Sebagaimana disebutkan dalam Al-Qur'an Surat Al-Hujurat ayat 13 sebagai berikut:


يا أيها الناس إنا خلقناكم من ذكر وأنثى وجعلناكم شعوبا وقبائل لتعارفوا إن أكرمكم عند الله أتقاكم إن الله عليم خبير


Artinya:


Hai manusia, sesungguhnya Kami menciptakan kamu dari seorang laki-laki dan seorang perempuan dan menjadikan kamu berbangsa-bangsa dan bersuku-suku supaya kamu saling kenal mengenal. Sesungguhnya orang yang paling mulia di antara kamu di sisi Allah ialah orang yang paling bertakwa di antara kamu. Sesungguhnya Allah Maha Mengetahui lagi Maha Mengenal.

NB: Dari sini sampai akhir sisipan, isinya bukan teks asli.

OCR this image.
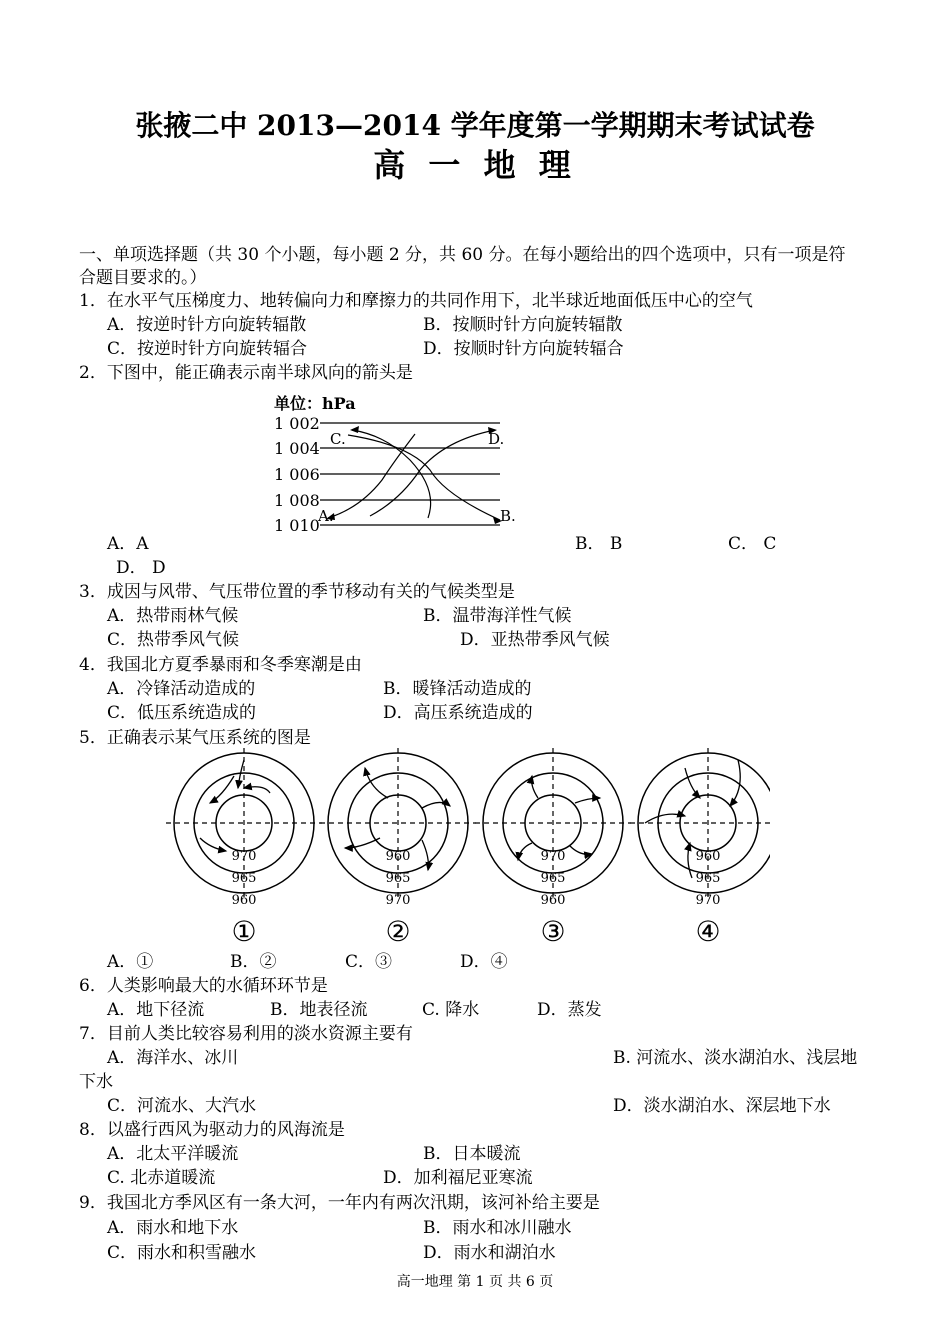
张掖二中 2013—2014 学年度第一学期期末考试试卷
高 一 地 理
一、单项选择题（共 30 个小题，每小题 2 分，共 60 分。在每小题给出的四个选项中，只有一项是符
合题目要求的。）
1．在水平气压梯度力、地转偏向力和摩擦力的共同作用下，北半球近地面低压中心的空气
A．按逆时针方向旋转辐散	B．按顺时针方向旋转辐散
C．按逆时针方向旋转辐合	D．按顺时针方向旋转辐合
2．下图中，能正确表示南半球风向的箭头是
单位：hPa
1 002
1 004
1 006
1 008
1 010
C.	D.
A.	B.
A．A	B． B	C． C
D． D
3．成因与风带、气压带位置的季节移动有关的气候类型是
A．热带雨林气候	B．温带海洋性气候
C．热带季风气候	D．亚热带季风气候
4．我国北方夏季暴雨和冬季寒潮是由
A．冷锋活动造成的	B．暖锋活动造成的
C．低压系统造成的	D．高压系统造成的
5．正确表示某气压系统的图是
970
965
960
①
960
965
970
②
970
965
960
③
960
965
970
④
A．①	B．②	C．③	D．④
6．人类影响最大的水循环环节是
A．地下径流	B．地表径流	C. 降水	D．蒸发
7．目前人类比较容易利用的淡水资源主要有
A．海洋水、冰川	B. 河流水、淡水湖泊水、浅层地
下水
C．河流水、大汽水	D．淡水湖泊水、深层地下水
8．以盛行西风为驱动力的风海流是
A．北太平洋暖流	B．日本暖流
C. 北赤道暖流	D．加利福尼亚寒流
9．我国北方季风区有一条大河，一年内有两次汛期，该河补给主要是
A．雨水和地下水	B．雨水和冰川融水
C．雨水和积雪融水	D．雨水和湖泊水
高一地理 第 1 页 共 6 页
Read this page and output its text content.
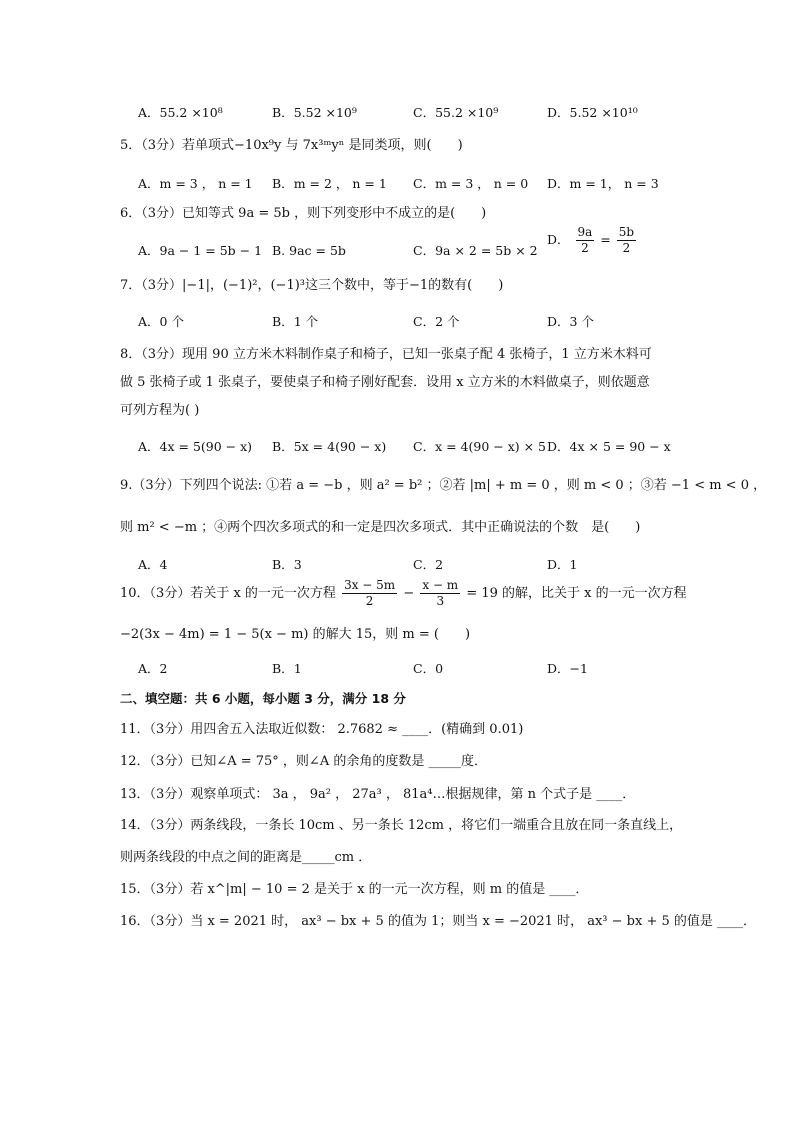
A．55.2 ×10⁸	B．5.52 ×10⁹	C．55.2 ×10⁹	D．5.52 ×10¹⁰
5．（3分）若单项式−10x⁹y 与 7x³ᵐyⁿ 是同类项，则(　　)
A．m = 3 ， n = 1 B．m = 2 ， n = 1 C．m = 3 ， n = 0 D．m = 1， n = 3
6．（3分）已知等式 9a = 5b ，则下列变形中不成立的是(　　)
A．9a − 1 = 5b − 1 B. 9ac = 5b	C．9a × 2 = 5b × 2
D． $\frac{9a}{2} = \frac{5b}{2}$
7．（3分）|−1|，(−1)²，(−1)³这三个数中，等于−1的数有(　　)
A．0 个	B．1 个	C．2 个	D．3 个
8．（3分）现用 90 立方米木料制作桌子和椅子，已知一张桌子配 4 张椅子，1 立方米木料可
做 5 张椅子或 1 张桌子，要使桌子和椅子刚好配套．设用 x 立方米的木料做桌子，则依题意
可列方程为( )
A．4x = 5(90 − x) B．5x = 4(90 − x) C．x = 4(90 − x) × 5 D．4x × 5 = 90 − x
9.（3分）下列四个说法: ①若 a = −b ，则 a² = b² ；②若 |m| + m = 0 ，则 m < 0 ；③若 −1 < m < 0 ，
则 m² < −m ；④两个四次多项式的和一定是四次多项式．其中正确说法的个数　是(　　)
A．4	B．3	C．2	D．1
10．（3分）若关于 x 的一元一次方程 $\frac{3x - 5m}{2} - \frac{x - m}{3} = 19$ 的解，比关于 x 的一元一次方程
−2(3x − 4m) = 1 − 5(x − m) 的解大 15，则 m = (　　)
A．2	B．1	C．0	D．−1
二、填空题：共 6 小题，每小题 3 分，满分 18 分
11．（3分）用四舍五入法取近似数： 2.7682 ≈ ____．(精确到 0.01)
12．（3分）已知∠A = 75° ，则∠A 的余角的度数是 _____度．
13．（3分）观察单项式： 3a ， 9a² ， 27a³ ， 81a⁴…根据规律，第 n 个式子是 ____．
14．（3分）两条线段，一条长 10cm 、另一条长 12cm ，将它们一端重合且放在同一条直线上，
则两条线段的中点之间的距离是_____cm ．
15．（3分）若 x^|m| − 10 = 2 是关于 x 的一元一次方程，则 m 的值是 ____．
16．（3分）当 x = 2021 时， ax³ − bx + 5 的值为 1；则当 x = −2021 时， ax³ − bx + 5 的值是 ____．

Ayat tersebut sangat jelas mengambarkan betapa anak cucu Adam sangatlah bermacam-macam dan tersebar ke seluruh penjuru bumi itu merupakan Sunatullah yang tidak dapat dipungkiri terjadinya. Bagaimana Allah SWT memberikan pesan yang nyata jika manusia tidak dapat mengingkari adanya perbedaan itu. Akan tetapi, kenapa akhir-akhir ini banyak timbul tawuran, dan kerusuhan yang kadang kala terpicu pada hal-hal yang sederhana, misalnya salah memahami perkataan dan sikap orang-orang tertentu dan lebih aneh lagi terkadang pesan-pesan provokasi disebarkan oleh pihak-pihak tertentu yang tidak jelas dengan maksud ingin mengambil keuntungan dari setiap kekacauan di negeri ini. 

Jika ditelaah lebih mendalam bagaimana Negara Kesatuan Republik Indonesia dibangun atas dasar kesamaan tujuan dan keinginan untuk membangun negara yang bebas, merdeka, adil dan makmur sebagaimana tercantum dalam Pancasila Sila ke-3 "Persatuan Indonesia"  juga termaktub dalam UUD 1945 baik dalam Pembukaan maupun dalam batang tubuhnya.

Betapa sulitnya pendiri bangsa ini mewujudkan negara yang bebas dari jajahan bangsa lain? Dan betapa naifnya generasi penerusnya yang justru akan menghancurkan cita-cita negeri yang sudah digagas para pendahulunya.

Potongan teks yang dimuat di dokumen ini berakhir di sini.